Truex will be alone again for Furniture Row Racing
DENVER — Furniture Row Racing will field only one NASCAR Cup Series team next season — the ride for Martin Truex Jr. The Denver-based team expanded this year to two cars, with Truex and Erik Jones behind their steering wheels. But Jones is a development driver for Joe Gibbs Racing, and he is being pulled inside that organization next year. With Jones and his sponsor moving to JGR, Furniture Row owner Barney Visser said he will field only one car in 2018, though he said he wants to field two cars again at some point. Truex leads the Cup Series points standings and is first in almost every other statistical category this year.
BASKETBALL
› MINNEAPOLIS — A fiveyear contract extension worth nearly $150 million sat in front of Andrew Wiggins for more than two months. Not only did the 22-year-old not jump at the first chance to sign it, he decided to revamp the team of advisers around him and essentially lead the process himself. The Minnesota Timberwolves hope that self-assurance and unflappable nature helps a franchise long in the basement finally break through. On Wednesday, Wiggins signed his contract, a straight five-year deal with no player option that puts a big piece of business to rest a week before the Wolves open the season. Wiggins averaged 23.6 points in his third season in the league and has cemented himself as one of the building blocks of an up-and-coming franchise. Along with Karl-Anthony Towns and Jimmy Butler, he is expected to help the Timberwolves end a 13-season playoff drought.

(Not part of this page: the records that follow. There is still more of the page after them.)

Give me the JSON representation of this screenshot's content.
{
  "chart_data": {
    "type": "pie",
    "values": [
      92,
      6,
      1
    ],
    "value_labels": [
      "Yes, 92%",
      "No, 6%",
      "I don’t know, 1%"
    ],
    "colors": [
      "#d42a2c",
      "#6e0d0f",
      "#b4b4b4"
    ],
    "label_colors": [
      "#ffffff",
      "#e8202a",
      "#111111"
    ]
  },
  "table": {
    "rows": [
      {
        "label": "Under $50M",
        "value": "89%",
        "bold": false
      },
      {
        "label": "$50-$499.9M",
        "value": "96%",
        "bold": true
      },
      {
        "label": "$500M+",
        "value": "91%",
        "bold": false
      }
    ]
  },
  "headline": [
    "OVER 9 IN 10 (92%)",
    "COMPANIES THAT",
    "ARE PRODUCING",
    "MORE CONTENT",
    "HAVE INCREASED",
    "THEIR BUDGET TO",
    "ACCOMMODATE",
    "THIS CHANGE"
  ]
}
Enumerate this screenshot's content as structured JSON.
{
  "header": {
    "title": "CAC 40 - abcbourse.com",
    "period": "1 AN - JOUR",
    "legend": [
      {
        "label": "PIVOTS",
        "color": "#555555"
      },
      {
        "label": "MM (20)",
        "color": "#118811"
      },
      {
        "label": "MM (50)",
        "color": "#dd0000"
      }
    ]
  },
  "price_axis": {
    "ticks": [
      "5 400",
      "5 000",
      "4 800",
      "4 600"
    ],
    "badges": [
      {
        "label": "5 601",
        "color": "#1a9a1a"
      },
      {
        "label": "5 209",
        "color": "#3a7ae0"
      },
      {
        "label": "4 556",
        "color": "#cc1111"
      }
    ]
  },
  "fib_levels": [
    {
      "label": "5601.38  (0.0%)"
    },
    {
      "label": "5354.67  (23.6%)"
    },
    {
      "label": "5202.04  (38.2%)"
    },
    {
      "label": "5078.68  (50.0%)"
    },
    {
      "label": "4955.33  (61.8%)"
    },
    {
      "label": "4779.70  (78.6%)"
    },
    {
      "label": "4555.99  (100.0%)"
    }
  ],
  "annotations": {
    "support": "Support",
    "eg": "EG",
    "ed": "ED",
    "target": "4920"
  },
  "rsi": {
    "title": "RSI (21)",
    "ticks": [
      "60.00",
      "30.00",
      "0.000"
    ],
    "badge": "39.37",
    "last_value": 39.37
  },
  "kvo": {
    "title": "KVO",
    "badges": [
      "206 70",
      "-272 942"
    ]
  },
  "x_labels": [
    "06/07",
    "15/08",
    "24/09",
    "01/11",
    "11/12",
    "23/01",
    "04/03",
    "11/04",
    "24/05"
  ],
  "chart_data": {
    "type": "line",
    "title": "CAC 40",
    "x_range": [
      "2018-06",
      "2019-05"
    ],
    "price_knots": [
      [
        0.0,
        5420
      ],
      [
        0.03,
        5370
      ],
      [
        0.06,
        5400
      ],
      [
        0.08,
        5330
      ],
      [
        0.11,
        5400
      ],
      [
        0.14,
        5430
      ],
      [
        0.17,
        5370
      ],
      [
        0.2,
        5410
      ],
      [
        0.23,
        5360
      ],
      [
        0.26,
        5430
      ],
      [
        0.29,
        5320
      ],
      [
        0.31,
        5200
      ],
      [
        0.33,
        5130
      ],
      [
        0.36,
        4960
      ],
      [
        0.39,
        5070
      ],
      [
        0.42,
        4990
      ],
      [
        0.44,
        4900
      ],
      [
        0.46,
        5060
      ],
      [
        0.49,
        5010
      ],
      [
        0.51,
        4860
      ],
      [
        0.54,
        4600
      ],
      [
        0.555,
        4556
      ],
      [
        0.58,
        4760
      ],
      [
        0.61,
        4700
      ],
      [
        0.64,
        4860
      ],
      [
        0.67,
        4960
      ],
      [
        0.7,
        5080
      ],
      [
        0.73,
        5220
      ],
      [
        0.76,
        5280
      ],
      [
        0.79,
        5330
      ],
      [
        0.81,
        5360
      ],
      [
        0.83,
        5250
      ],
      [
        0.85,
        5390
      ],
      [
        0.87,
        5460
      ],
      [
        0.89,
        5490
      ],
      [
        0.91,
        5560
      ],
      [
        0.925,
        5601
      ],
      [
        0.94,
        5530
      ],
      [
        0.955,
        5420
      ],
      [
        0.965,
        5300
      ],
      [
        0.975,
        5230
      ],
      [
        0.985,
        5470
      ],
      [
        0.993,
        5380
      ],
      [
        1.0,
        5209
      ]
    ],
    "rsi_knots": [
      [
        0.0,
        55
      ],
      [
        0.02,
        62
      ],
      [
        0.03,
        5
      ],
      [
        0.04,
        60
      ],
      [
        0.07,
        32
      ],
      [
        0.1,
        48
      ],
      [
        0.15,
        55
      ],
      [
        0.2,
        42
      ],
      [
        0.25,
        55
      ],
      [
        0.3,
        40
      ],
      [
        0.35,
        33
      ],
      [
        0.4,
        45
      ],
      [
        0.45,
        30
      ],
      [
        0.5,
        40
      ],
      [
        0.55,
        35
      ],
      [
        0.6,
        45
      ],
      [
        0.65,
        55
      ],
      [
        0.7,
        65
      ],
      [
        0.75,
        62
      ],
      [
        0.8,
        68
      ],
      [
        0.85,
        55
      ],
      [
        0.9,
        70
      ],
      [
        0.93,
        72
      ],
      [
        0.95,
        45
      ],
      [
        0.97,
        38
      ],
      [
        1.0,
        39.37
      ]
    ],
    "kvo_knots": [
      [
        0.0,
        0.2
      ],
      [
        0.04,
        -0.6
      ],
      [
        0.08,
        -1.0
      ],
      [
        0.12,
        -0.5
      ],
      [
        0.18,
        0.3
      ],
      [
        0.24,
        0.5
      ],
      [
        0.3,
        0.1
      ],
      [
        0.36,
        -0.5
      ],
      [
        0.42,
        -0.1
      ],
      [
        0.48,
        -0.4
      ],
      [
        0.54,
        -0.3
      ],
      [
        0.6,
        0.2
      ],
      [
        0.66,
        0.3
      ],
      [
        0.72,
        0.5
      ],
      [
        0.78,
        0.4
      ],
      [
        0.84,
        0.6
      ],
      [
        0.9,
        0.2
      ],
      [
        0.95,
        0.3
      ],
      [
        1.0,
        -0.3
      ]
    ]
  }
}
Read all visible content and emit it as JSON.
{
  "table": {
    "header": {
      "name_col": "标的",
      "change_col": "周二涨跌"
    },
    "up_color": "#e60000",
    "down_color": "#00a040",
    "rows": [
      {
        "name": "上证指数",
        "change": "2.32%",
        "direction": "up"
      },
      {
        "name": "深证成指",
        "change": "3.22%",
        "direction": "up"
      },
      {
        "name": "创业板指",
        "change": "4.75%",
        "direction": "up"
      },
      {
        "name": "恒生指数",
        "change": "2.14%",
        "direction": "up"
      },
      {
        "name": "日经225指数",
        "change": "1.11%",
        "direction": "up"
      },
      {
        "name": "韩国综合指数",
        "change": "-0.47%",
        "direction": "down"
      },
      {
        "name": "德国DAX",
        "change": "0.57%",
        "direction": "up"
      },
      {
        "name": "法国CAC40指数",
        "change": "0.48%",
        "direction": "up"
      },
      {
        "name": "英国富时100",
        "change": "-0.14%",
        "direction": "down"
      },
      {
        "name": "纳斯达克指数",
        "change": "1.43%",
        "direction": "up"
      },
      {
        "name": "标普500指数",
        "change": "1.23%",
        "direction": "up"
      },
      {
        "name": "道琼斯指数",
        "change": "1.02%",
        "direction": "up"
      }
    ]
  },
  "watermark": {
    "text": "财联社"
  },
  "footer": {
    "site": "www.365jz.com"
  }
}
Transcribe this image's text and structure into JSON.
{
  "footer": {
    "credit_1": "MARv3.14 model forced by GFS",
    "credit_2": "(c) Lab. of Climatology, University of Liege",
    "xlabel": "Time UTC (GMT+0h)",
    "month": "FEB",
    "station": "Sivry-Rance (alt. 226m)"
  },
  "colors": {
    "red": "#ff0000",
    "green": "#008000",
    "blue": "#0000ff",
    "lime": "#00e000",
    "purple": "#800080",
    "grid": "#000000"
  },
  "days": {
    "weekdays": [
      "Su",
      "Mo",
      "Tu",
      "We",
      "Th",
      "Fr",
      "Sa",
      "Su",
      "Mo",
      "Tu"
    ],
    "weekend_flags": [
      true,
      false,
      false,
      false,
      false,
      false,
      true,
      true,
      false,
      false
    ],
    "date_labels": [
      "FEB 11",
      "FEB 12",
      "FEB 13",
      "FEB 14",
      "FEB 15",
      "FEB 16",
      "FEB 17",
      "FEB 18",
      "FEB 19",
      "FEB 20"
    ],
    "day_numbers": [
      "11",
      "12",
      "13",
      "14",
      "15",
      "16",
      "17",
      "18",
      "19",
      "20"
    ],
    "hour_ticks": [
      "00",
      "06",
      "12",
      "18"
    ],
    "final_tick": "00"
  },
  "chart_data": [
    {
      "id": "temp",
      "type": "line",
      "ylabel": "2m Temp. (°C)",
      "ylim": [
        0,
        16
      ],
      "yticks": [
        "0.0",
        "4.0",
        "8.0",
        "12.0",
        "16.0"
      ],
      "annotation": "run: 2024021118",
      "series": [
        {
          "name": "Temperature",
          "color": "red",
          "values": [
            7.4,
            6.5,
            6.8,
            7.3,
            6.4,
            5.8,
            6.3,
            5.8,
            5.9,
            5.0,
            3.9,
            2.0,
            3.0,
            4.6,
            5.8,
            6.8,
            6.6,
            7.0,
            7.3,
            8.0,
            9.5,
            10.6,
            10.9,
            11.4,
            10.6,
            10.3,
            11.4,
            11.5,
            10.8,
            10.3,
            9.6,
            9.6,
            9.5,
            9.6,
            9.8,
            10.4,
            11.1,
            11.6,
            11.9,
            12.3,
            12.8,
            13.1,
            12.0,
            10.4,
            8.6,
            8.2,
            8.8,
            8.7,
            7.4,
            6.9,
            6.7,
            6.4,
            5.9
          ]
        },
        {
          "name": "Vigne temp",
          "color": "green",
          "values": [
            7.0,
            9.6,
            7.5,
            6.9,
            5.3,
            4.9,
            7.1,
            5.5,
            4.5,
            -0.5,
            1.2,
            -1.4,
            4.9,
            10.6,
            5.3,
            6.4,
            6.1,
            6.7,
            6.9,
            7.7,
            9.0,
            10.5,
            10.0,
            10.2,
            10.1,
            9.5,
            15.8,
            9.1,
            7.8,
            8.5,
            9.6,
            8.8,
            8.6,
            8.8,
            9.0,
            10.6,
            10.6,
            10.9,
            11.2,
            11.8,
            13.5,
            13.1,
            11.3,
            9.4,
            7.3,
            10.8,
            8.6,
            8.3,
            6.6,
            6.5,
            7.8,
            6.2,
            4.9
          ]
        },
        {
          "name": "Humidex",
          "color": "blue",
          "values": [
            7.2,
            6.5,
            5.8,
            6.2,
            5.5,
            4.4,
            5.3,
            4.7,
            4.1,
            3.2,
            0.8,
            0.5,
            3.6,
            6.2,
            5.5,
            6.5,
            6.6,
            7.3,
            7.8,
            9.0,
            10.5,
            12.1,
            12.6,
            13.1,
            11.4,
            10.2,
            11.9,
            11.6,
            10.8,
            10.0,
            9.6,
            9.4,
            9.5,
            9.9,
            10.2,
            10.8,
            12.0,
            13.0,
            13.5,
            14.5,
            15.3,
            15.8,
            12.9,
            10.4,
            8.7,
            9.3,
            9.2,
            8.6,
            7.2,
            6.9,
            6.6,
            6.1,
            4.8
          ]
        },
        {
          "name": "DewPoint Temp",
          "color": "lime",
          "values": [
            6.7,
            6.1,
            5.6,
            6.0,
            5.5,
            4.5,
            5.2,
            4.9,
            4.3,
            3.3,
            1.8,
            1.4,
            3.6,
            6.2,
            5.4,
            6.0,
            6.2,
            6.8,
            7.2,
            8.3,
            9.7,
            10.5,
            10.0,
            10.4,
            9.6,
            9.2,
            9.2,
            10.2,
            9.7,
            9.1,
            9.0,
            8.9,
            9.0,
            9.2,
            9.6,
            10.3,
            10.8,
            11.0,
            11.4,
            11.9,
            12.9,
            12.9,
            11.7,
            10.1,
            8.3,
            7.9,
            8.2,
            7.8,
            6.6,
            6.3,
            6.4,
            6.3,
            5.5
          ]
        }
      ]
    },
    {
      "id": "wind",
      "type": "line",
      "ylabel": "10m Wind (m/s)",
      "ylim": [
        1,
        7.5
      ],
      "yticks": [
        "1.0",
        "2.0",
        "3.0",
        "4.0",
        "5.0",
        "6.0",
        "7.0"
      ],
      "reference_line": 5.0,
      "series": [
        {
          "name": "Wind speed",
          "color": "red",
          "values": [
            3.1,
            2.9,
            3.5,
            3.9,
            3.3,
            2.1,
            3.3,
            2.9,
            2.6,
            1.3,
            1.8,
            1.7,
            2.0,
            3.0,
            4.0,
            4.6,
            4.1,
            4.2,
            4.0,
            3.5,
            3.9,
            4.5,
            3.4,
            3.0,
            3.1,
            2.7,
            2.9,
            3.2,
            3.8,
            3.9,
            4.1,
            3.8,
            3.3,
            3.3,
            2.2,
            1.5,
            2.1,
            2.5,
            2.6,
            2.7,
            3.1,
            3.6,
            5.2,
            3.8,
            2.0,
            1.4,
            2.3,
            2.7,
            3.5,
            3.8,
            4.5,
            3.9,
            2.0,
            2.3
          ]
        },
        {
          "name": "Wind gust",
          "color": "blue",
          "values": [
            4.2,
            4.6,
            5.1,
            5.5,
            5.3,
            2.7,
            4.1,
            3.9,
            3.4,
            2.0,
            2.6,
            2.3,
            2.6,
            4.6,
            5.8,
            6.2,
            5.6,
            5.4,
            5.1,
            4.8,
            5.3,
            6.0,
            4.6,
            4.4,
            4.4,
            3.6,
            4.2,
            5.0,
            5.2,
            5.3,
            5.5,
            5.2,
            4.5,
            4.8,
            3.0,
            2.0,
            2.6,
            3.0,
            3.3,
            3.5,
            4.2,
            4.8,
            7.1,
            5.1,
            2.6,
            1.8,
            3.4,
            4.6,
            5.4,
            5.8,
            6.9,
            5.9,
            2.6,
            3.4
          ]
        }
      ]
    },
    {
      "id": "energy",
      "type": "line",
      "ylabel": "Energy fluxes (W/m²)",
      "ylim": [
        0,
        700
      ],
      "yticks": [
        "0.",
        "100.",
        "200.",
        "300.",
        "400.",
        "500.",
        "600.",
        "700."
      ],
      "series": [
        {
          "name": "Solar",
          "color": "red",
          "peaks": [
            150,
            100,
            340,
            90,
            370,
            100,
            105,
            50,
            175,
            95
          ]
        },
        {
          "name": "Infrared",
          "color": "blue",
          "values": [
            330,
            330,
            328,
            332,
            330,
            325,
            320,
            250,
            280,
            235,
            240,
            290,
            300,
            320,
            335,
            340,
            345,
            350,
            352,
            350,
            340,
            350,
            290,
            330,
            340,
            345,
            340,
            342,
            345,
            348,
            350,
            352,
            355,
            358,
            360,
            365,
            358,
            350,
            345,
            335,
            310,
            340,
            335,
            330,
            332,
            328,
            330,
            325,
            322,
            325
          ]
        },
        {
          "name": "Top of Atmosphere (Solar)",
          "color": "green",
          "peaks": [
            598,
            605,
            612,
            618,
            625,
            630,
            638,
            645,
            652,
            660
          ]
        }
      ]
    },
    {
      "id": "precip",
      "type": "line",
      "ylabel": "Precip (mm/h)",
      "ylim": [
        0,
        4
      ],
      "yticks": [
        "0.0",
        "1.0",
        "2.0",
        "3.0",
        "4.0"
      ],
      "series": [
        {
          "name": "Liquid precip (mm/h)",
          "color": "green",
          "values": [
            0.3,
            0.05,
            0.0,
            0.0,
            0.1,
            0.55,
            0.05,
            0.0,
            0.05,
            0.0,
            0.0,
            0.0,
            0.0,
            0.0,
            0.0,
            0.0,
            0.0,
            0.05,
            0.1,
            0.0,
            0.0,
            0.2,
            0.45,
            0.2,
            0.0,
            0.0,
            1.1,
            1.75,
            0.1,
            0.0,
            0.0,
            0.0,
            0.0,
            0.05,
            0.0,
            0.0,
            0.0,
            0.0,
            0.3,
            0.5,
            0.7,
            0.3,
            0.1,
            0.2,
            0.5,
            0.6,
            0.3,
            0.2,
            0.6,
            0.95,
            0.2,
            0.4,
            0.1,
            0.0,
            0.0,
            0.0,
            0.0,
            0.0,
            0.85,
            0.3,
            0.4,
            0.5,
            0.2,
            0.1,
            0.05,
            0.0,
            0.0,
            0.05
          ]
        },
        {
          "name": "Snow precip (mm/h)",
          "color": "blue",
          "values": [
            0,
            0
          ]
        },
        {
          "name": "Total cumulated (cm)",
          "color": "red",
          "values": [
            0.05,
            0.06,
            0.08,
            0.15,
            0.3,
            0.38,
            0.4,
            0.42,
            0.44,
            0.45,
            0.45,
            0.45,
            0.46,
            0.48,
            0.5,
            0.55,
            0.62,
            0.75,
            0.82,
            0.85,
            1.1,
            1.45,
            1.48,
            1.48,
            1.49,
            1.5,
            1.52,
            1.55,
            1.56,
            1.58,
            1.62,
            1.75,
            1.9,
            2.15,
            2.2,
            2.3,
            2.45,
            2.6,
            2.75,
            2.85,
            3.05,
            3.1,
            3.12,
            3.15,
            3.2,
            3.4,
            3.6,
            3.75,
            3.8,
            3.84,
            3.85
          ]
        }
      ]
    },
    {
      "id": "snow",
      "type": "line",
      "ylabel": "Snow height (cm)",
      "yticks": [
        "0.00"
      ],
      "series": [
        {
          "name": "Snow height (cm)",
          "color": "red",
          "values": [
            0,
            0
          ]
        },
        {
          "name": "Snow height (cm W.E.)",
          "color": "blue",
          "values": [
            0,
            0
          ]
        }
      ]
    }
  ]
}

› The NCAA said it will form a commission to study the inner workings of men’s college basketball in response to a federal investigation into bribery and fraud that rocked the sport and implicated several assistant coaches. The NCAA announced the commission Wednesday and said former Secretary of State Condoleezza Rice will lead the committee. NCAA president Mark Emmert said the NCAA needs to make “substantive changes” in the way it operates, and make them quickly. He said the changes will focus on the relationships between the NCAA, schools, athletes and coaches with outside entities like shoe companies, agents and financial managers. He said the committee will also examine the effects of the so-called “one-anddone” rule.
FOOTBALL
› READING, Pa. — A football player for Albright College, a Division III program, has been cut from the team for kneeling during the national anthem. Sophomore backup quarterback Gyree Durante took a knee before Saturday’s game. He said he was “taught you fight for what you believe in, and you don’t bow to anyone.” The school said Durante was cut because he violated a team decision to show unity by kneeling during the coin toss but standing during the anthem. The school said the players understood there could be consequences for anyone who didn’t support the team’s decision.